Para Ricardo Rodríguez, exbailarín del Ballet Folklórico de México (BFM) en la década de los noventa bajo la dirección de Amalia Hernández, sí hay un antes y un después de la coreógrafa; no obstante que existe una diferencia muy marcada, sigue siendo el grupo representativo de México.
De 46 años, actualmente dirige su Academia de Danza Ricarte, y recuerda que tras sus estudios en danza folclórica y bachillerato en Artes en el Instituto Nacional de Bellas Artes, entró al ballet tras una audición, ingresó a un grupo de preparación, y medio año después a la compañía residente. Bailó de 1991 a 1993, y en una segunda etapa en 1995.
“En el grupo de preparación te enseñan los ballets de la compañía, nos daban técnica contemporánea en esa época, te van preparando, muchos llegan sólo con estudios de ballet folklórico, pero debes tener también conocimientos de ballet clásico.”
–¿Les enseñaban sobre la historia de la creación de las piezas?
–No, y eso es una falla. Tuve la suerte de tener clases y haber trabajado con profesores que fueron parte integral de la creación del ballet, por ellos conocí la historia de las piezas, el porqué del estilo, la técnica, la investigación de Amalia, pero fue por eso. Tuve suerte.
–Amalia Hernández siempre tuvo detractores por el asunto del folclor.
–Lo que la gente no entiende es que no está viendo una representación del folclor mexicano, es un ballet que se inspira en historias de México para crear historias. Veracruz no se baila así; lo mismo en el norte, hay formas. Amalia hizo a su estilo, que no es folclor, es el ballet de Amalia, como el del Bolshoi de los rusos.

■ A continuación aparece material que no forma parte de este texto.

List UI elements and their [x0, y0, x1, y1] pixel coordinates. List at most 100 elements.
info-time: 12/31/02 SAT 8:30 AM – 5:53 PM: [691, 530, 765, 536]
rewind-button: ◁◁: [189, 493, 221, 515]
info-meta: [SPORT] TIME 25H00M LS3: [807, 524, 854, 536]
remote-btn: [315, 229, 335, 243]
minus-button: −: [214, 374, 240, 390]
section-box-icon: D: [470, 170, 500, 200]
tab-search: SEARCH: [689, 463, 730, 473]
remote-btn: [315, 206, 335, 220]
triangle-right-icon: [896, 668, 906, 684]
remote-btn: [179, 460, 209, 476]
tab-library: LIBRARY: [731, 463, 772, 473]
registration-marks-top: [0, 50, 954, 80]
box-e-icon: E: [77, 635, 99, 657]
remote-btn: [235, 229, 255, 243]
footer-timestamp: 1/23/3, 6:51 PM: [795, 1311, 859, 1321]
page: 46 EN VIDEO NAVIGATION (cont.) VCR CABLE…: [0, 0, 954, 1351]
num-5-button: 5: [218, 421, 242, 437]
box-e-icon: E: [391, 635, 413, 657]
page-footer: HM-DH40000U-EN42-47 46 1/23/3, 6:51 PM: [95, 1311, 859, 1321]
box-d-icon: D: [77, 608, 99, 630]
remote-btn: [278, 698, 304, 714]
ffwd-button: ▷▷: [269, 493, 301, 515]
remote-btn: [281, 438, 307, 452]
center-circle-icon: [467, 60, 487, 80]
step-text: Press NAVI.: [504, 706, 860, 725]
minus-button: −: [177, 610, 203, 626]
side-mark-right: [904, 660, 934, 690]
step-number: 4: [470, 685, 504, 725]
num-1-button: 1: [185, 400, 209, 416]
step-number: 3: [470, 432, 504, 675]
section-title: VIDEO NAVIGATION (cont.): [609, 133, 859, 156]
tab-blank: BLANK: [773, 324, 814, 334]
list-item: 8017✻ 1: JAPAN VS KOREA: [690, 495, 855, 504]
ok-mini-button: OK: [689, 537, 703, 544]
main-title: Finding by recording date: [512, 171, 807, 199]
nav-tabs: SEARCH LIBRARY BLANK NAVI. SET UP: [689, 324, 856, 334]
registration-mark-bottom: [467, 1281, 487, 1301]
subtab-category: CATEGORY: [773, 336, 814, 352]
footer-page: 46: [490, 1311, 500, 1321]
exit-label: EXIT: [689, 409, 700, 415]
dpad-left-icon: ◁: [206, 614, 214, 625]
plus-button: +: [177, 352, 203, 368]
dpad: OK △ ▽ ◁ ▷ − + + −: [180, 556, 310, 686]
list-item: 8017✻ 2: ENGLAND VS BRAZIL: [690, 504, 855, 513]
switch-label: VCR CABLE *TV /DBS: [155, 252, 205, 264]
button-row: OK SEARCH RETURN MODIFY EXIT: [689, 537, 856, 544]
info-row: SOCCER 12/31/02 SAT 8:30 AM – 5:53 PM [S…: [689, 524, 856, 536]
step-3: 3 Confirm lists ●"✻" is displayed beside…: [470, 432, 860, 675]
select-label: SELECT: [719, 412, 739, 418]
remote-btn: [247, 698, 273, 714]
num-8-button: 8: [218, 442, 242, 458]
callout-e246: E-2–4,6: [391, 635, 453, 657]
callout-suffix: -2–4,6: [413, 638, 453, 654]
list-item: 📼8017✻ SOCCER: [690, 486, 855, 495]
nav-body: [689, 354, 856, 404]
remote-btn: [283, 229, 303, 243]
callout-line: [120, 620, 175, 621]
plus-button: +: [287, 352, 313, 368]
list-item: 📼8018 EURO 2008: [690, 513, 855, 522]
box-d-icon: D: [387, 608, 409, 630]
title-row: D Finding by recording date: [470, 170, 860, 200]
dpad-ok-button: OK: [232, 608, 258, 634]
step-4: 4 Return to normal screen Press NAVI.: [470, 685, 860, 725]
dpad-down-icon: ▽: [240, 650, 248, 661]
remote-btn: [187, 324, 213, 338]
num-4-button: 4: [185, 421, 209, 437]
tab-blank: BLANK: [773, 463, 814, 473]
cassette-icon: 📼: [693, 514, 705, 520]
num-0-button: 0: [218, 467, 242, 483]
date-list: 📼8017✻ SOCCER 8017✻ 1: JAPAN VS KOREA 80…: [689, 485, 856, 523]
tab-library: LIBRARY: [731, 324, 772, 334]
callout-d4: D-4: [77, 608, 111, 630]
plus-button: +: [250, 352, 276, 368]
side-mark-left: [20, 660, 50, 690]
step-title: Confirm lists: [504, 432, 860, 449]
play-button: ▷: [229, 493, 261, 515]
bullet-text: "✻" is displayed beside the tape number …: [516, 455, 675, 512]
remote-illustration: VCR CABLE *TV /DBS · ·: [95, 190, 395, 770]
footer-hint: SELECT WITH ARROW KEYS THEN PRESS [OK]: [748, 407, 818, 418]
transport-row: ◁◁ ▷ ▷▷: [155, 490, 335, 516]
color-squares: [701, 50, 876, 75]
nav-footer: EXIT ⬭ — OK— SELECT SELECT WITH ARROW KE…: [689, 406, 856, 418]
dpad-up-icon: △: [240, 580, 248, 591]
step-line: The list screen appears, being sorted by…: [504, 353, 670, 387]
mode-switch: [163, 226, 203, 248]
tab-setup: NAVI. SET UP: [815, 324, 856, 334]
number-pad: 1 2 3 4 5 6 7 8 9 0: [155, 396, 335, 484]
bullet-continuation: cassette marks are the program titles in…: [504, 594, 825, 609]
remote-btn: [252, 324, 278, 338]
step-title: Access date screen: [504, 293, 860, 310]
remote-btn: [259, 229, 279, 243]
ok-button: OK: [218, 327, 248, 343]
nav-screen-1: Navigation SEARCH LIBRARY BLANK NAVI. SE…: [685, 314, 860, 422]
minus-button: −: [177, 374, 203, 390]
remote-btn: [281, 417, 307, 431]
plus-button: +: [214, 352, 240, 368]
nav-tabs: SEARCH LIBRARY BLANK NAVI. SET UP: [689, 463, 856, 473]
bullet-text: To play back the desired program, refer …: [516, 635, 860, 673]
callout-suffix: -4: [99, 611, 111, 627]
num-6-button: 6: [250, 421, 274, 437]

Sobre su experiencia de trabajo con la coreógrafa –de quien rememora la frase “esta es mi obra y para interpretarla se necesita fuerza, técnica y pasión por la danza”–, dice que el BFM forma parte del auge nacionalista del tiempo en que vivió su creadora.
–¿Y qué representa hoy en día?
–Sigue siendo un ballet que representa a México. En mi punto muy particular de vista, la dirección no es la adecuada, se perdió su esencia, sobre todo de la técnica clásica, no creo que cumplan todos los estándares de calidad que requiere el ballet.
Y remata:
“Para el público general es una gran obra, pero como artista y exbailarín considero que la ejecución técnica ya no es la misma. Con todo y eso sigue siendo representativo de México, porque ni la Compañía Nacional de Danza lo es, y tengo amigos en esa agrupación que coinciden. En mis 26 años de carrera, puedo decir que las coreografías que aún recuerdo fueron las de Amalia.”